El Hijo murió en la cruz. Y, ¡oh paradoja divina!: “la piedra que desecharon los arquitectos es ahora la piedra angular; es el Señor quien lo ha hecho, ha sido un milagro patente” (Mt 21,42). El rechazado, el condenado, el crucificado, es ahora la fuente de la vida. “Vosotros le matasteis colgándolo de un madero, pero Dios lo resucitó y lo exaltó a su derecha como Príncipe y Salvador, para dar a Israel la ocasión de arrepentirse y de alcanzar el perdón de los pecados” (Hch 5,30-31). Por sus buenas obras, por su vida hecha amor, Jesucristo es la vid, el vino bueno, el Cordero de Dios que quita el pecado del mundo. Su muerte a manos de los labradores pone en evidencia tu vida de pecado, pero su paciencia y misericordia te salvan si crees y te acoges a Él. 

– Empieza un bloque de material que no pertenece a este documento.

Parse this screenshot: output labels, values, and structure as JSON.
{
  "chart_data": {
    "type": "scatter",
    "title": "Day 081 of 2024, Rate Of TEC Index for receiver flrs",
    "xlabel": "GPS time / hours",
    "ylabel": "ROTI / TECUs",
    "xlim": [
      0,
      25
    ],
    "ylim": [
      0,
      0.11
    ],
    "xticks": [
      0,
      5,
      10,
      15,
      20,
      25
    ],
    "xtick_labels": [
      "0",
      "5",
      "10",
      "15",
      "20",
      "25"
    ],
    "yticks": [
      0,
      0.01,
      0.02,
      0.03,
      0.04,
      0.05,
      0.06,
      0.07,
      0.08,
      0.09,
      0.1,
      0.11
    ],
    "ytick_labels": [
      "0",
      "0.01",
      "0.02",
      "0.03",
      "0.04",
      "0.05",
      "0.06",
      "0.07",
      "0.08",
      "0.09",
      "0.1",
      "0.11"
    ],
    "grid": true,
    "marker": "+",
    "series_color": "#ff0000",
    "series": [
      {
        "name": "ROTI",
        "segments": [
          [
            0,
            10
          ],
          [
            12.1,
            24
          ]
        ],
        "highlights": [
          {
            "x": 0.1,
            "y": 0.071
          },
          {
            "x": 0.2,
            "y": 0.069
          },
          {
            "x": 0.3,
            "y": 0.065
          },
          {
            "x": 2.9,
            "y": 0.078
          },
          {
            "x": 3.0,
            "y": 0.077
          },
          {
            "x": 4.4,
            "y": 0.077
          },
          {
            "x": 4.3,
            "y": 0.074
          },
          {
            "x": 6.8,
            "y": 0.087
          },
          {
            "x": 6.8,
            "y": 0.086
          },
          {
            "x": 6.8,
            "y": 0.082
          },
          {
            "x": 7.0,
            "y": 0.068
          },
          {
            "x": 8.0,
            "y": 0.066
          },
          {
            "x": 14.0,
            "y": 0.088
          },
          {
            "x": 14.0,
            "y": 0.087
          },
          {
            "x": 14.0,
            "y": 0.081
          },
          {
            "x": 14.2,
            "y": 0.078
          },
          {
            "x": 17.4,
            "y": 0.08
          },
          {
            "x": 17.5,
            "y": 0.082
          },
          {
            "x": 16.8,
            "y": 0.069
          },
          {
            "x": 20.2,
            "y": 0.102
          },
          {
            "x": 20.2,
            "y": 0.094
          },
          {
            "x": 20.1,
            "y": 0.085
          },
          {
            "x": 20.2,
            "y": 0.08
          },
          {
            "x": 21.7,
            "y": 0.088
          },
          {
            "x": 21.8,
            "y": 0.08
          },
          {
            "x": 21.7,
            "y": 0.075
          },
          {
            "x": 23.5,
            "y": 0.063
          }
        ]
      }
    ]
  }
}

La parábola de los viñadores homicidas, como imagen de la pasión y muerte de Jesús, no viene a condenarte sino a pedirte que te conviertas por la contemplación del amor de Dios. Pregúntate hoy por tu propia vida y la del mundo que habitas: 
*como persona ¿das buenos o malos frutos?; 
*como criatura: ¿haces un buen uso de la naturaleza o la explotas y esquilmas sin escrúpulo?; 
*como Iglesia ¿das amor o amargura, esperanza o desesperanza?; 
*como ciudadano ¿trabajas con conciencia de que la viña es del Señor y los frutos de todos sus hijos, o te crees con derecho a todo tipo de abusos y privilegios, derrochando mientras otros no tienen nada, explotando y manipulando al pobre? 

Una última pregunta: ¿vives de cara a Dios o te has olvidado de Él? ¿Eres de los que se sienten decepcionados por Dios o de los que sienten que le decepcionan? Toda una reflexión que te puede llevar de vuelta a la casa del Padre.